The authors of the new report state that the potential of health information technology to reduce spending as well as improve patient care will never materialize if health care providers do not reengineer their processes to focus on the benefits that could be achieved.
Dr. Art Kellermann, senior author, and Paul O’Neill Alcoa, Chair in Policy Analyziz at Rand, said jointly:
“The failure of health information technology to quickly deliver on its promise is not caused by its lack of potential, but rather because of the shortcomings in the design of the IT systems that are currently in place.”
A team of IT experts from Rand Corporation in 2005 published an analysis that predicted “widespread adoption of health information technology” that would eventually save America over $81 billion in better delivery and efficiency of health care annually.
Today, seven years on, the evidence about the efficiency and safety of information technology in the USA is far from compelling. Annual healthcare spending has rocketed upwards by a whopping $800 billion every single year!
Co-author Spencer S. Jones, and Kellerman concluded that a much more compelling vision is required to attract funding into health information technology. They offer the following suggestions:
- For health information to work properly, it needs to be stored in a single IT system and be easily retrievable by others, including physicians and hospitals, who belong to other health systems. The authors stress that this is vital, especially in emergency situations.
- Patients should by right have easy and ready access to their electronic health information, in the same way a bank customer has access to his/her account data. Patients must be able to see their own records, share them with doctors and other health care professionals and providers of their choice.
Several media reports this week mention that a significant number of healthcare providers would rather bypass the incentive checks and even pay up the eventual penalty fees than have to deal with the bother of implementing electronic health record systems. If this is occurring in a big scale across the USA, something needs to be done urgently to make the implementation and everyday usage of these systems more practicable.
Learn from other countries, say some experts
Some say that the USA should liaise with other countries which have successfully created and implemented electronic health care records systems in a big way nationally, such as the United Kingdom.

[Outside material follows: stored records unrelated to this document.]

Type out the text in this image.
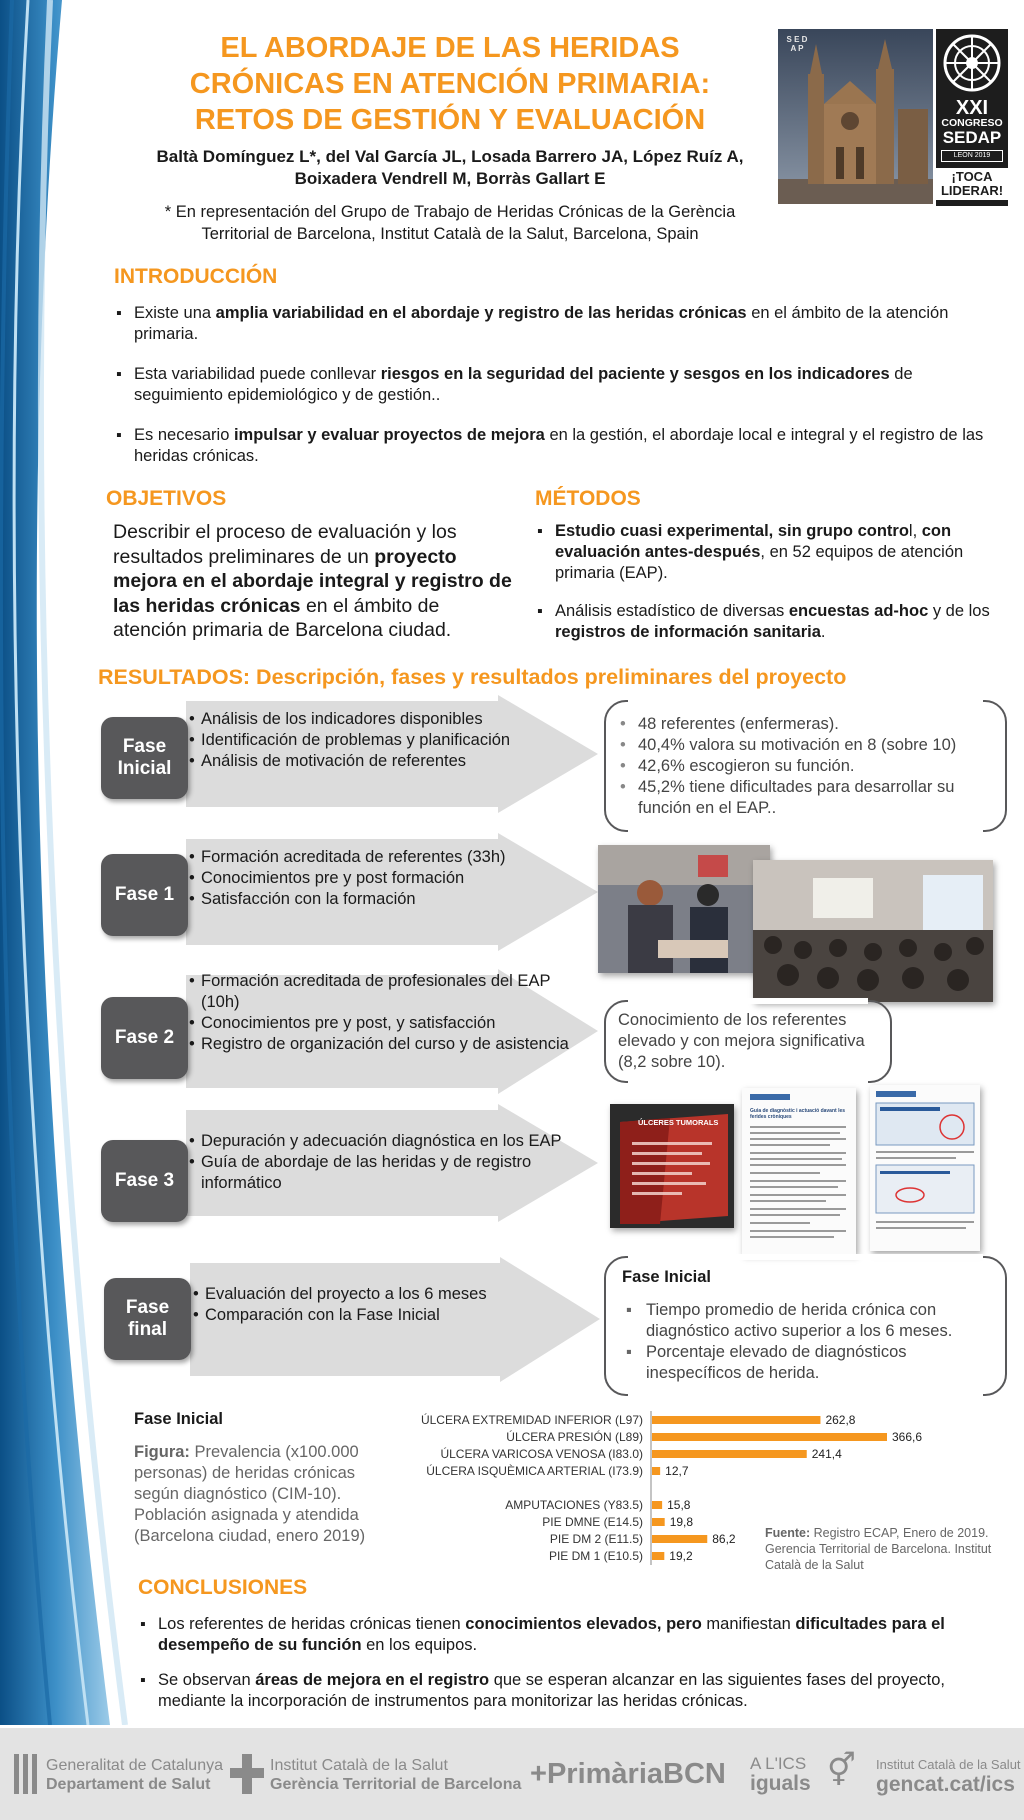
EL ABORDAJE DE LAS HERIDAS
CRÓNICAS EN ATENCIÓN PRIMARIA:
RETOS DE GESTIÓN Y EVALUACIÓN
Baltà Domínguez L*, del Val García JL, Losada Barrero JA, López Ruíz A,
Boixadera Vendrell M, Borràs Gallart E
* En representación del Grupo de Trabajo de Heridas Crónicas de la Gerència
Territorial de Barcelona, Institut Català de la Salut, Barcelona, Spain
S E D A P
XXI
CONGRESO
SEDAP
LEÓN 2019
¡TOCA
LIDERAR!
INTRODUCCIÓN
▪ Existe una amplia variabilidad en el abordaje y registro de las heridas crónicas en el ámbito de la atención primaria.
▪ Esta variabilidad puede conllevar riesgos en la seguridad del paciente y sesgos en los indicadores de seguimiento epidemiológico y de gestión..
▪ Es necesario impulsar y evaluar proyectos de mejora en la gestión, el abordaje local e integral y el registro de las heridas crónicas.
OBJETIVOS
Describir el proceso de evaluación y los resultados preliminares de un proyecto mejora en el abordaje integral y registro de las heridas crónicas en el ámbito de atención primaria de Barcelona ciudad.
MÉTODOS
▪ Estudio cuasi experimental, sin grupo control, con evaluación antes-después, en 52 equipos de atención primaria (EAP).
▪ Análisis estadístico de diversas encuestas ad-hoc y de los registros de información sanitaria.
RESULTADOS: Descripción, fases y resultados preliminares del proyecto
Fase
Inicial
Fase 1
Fase 2
Fase 3
Fase
final
• Análisis de los indicadores disponibles
• Identificación de problemas y planificación
• Análisis de motivación de referentes
• Formación acreditada de referentes (33h)
• Conocimientos pre y post formación
• Satisfacción con la formación
• Formación acreditada de profesionales del EAP (10h)
• Conocimientos pre y post, y satisfacción
• Registro de organización del curso y de asistencia
• Depuración y adecuación diagnóstica en los EAP
• Guía de abordaje de las heridas y de registro informático
• Evaluación del proyecto a los 6 meses
• Comparación con la Fase Inicial
• 48 referentes (enfermeras).
• 40,4% valora su motivación en 8 (sobre 10)
• 42,6% escogieron su función.
• 45,2% tiene dificultades para desarrollar su función en el EAP..
Conocimiento de los referentes elevado y con mejora significativa (8,2 sobre 10).
ÚLCERES TUMORALS
Guia de diagnòstic i actuació davant les ferides cròniques
Fase Inicial
▪ Tiempo promedio de herida crónica con diagnóstico activo superior a los 6 meses.
▪ Porcentaje elevado de diagnósticos inespecíficos de herida.
Fase Inicial
Figura: Prevalencia (x100.000 personas) de heridas crónicas según diagnóstico (CIM-10). Población asignada y atendida (Barcelona ciudad, enero 2019)
ÚLCERA EXTREMIDAD INFERIOR (L97)	262,8
ÚLCERA PRESIÓN (L89)	366,6
ÚLCERA VARICOSA VENOSA (I83.0)	241,4
ÚLCERA ISQUÈMICA ARTERIAL (I73.9) 12,7
AMPUTACIONES (Y83.5) 15,8
PIE DMNE (E14.5) 19,8
PIE DM 2 (E11.5)	86,2
PIE DM 1 (E10.5) 19,2
Fuente: Registro ECAP, Enero de 2019. Gerencia Territorial de Barcelona. Institut Català de la Salut
CONCLUSIONES
▪ Los referentes de heridas crónicas tienen conocimientos elevados, pero manifiestan dificultades para el desempeño de su función en los equipos.
▪ Se observan áreas de mejora en el registro que se esperan alcanzar en las siguientes fases del proyecto, mediante la incorporación de instrumentos para monitorizar las heridas crónicas.
Generalitat de Catalunya
Departament de Salut
Institut Català de la Salut
Gerència Territorial de Barcelona +PrimàriaBCN A L'ICS
iguals ⚥ Institut Català de la Salut
gencat.cat/ics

Professor David Blumenthal of Harvard University, and Dr. Jenniffer Dixon, of the Nuffield Trust, UK, stress that in technology, organization and financing, the two nations could learn a a lot from each other. They said “Comparing health reforms in the USA and England seems to be an unlikely project: many people in both countries view the other as having a pariah health system that is not to be copied in any circumstance. But both countries are under pressure to get more value out of health care spending and reduce growth in expenditure to sustainable levels, and are consequently experimenting with new ways to encourage clinicians, patients, and institutions to help achieve this.”
Several studies have looked at the benefits of electronic health records, with mixed results:
- Researchers from Weill Cornell Medical College reported in the Journal of General Internal Medicine that doctors who go digital provide considerably better healthcare, compared to those who do not.
- A team from the RAND Corporation wrote in the American Journal of Managed Care that electronic health records usage has only had a limited effect on improving medical care quality in hospitals in the USA.
- Northwestern Medicine researchers reported that patients who are at high risk for CVD (cardiovascular disease) are more likely to receive a prescription medication for cholesterol-lowering drugs when their doctors use electronic health records. They added that those patients are also more likely to achieve lower long-term cholesterol levels. They reported their findings in the Journal of General Internal Medicine.